触覚-6
喫茶店の客が帰り、店内はぼくひとりだけになった。
一時間前、ぼくは目の前の椅子に座っていたY…の残像のような気配に、どこか甘い息苦しさを感じていた。
彼は身なりのいいスーツを着た、引き締まった体つきをした男だった。艶やかな長い髪を頭の後ろで束ね、蒼い目をもち、端正で理知的な顔の輪郭とすきのないクールな装いはどこか人間離れした秘めやかな冷酷さえ漂わせていた。
「あの人は、路地の先にある古いホテルで待っているのですか」
ぼくは用意していた言葉を吐いた。蔦がびっしりと絡まったそのホテルに雪乃さんとこの男が入っていくところを以前、見たことがあった。
「ええ、彼女が望んだことですから。私たちはそういう関係なのです」
男は表情を崩すことなく短い言葉を吐くと、深く吸った煙草の煙を宙に吐いた。
「きみは雪乃さんに好意をいだいているのですか」
そう言ってY…は見下したように冷淡な笑みをぼくに差し向けた。ぼくは微かな恥ずかしさが込みあげてくるのを感じた。
「きみには申し訳ないが、私たちは愛し合っています」と男はぼくを突き放すような言葉を冷ややかに吐いた。
ぼくが汐路に雪乃さんを紹介されたのは半年前だった。ぼくは雪乃さんの家に食事に誘われた。
先に雪乃さんの家にいるはずの汐路はいなかった。
ごめんなさいね。早くから汐路はここに来ていたんだけど、急な用事でちょっと出かけたの。待ってもらってと言っていましたよ。いいのよ、ゆっくりしてくださいね。今、珈琲を入れますから。
そう言ってぼくをリビングに招き入れた雪乃さんの細く白い足首がスカートの裾の先から覗いたとき、ぼくの眼の中が奇妙に疼くのを感じた。

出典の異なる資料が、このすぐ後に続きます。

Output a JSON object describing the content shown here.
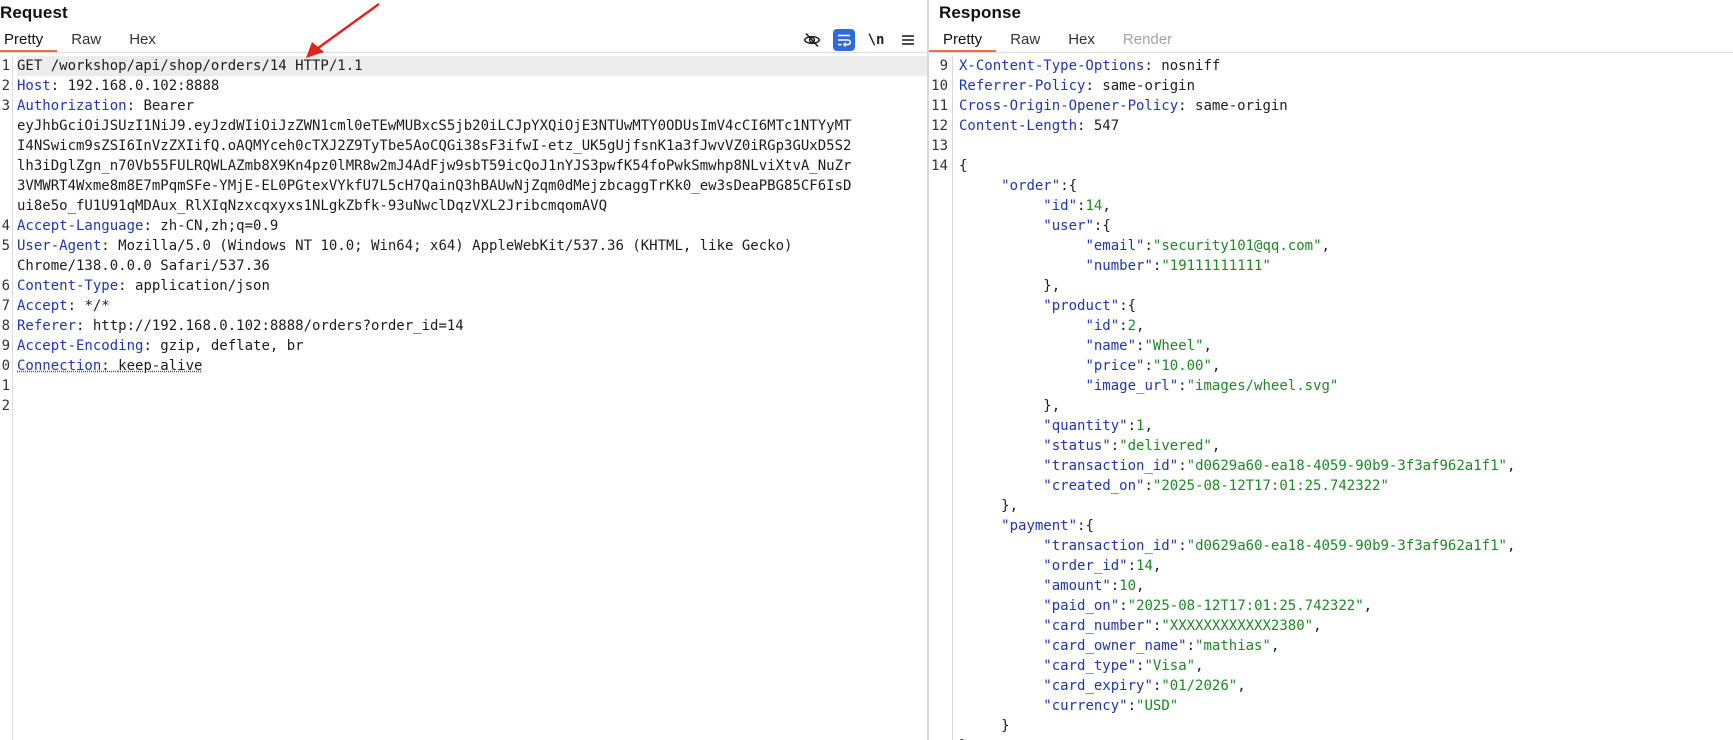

美しく肩にかかった黒髪をした雪乃さんの象牙の人形のような首筋と薄い唇、そして冷たく澄んだ瞳は、どこか汐路の雰囲気を感じさせたが、まわりのすべてのものを拒む凛とした水晶の光のような美しさを秘め、ふくよかな胸と実りすぎた身体つきからは大人の女性の熟れきった豊潤な雫が今にも滲み出しそうだった。
ぼくはそのとき初めて自分の眼がいつもと違っていることに気がついた。ぼくが汐路の中に見えなかったものが、感じられなかったものが、雪乃さんから滲み出し、ぼくの眼の中に絵具を溶かしたように映っているような気がした。
雪乃叔母様って、とてもきれいでしょう。叔母様ったら、叔父様と離婚したあと、別の男の人とつき合っているのよ。汐路は小さな声でぼくの耳元に囁いた。
どんな男の人とつきあっているのとぼくが聞くと、彼女は目を細め、小悪魔のようにぼくの耳元で小さく囁いた。
若い男で変態らしいの。ほら、女の人を縛ったり、鞭で打ったりして悦ぶ男よ。
雪乃さんはそんなことをされてもその男の人とつき合っているの。ぼくは微かな胸の鼓動を抑えられないまま言った。
ああ見えても叔母様は、そういう女性なのよ。驚いたかしら。と汐路は目を細めながら楽しそうにぼくの眼を覗き込むように言った。
あのとき、汐路が囁いた言葉が脳裏を微かによぎっていく。
「きみがつき合っている汐路から聞いたでしょう。私がどんな男か。驚く必要はありません。そういう楽しみ方をする男と女は、どこにでもいるものですよ。男は女を愛していればいるほど虐げたくなり、女が男を愛していれば、男が与えるどんな仕打ちにも心と体を赤裸々に晒すことができるということではないでしょうか。たとえ、それが恥辱や苦痛であったとしても。まだ、若いきみにはわからないかもしれませんが」と言って、彼は淫靡な笑みを頬に浮かべた。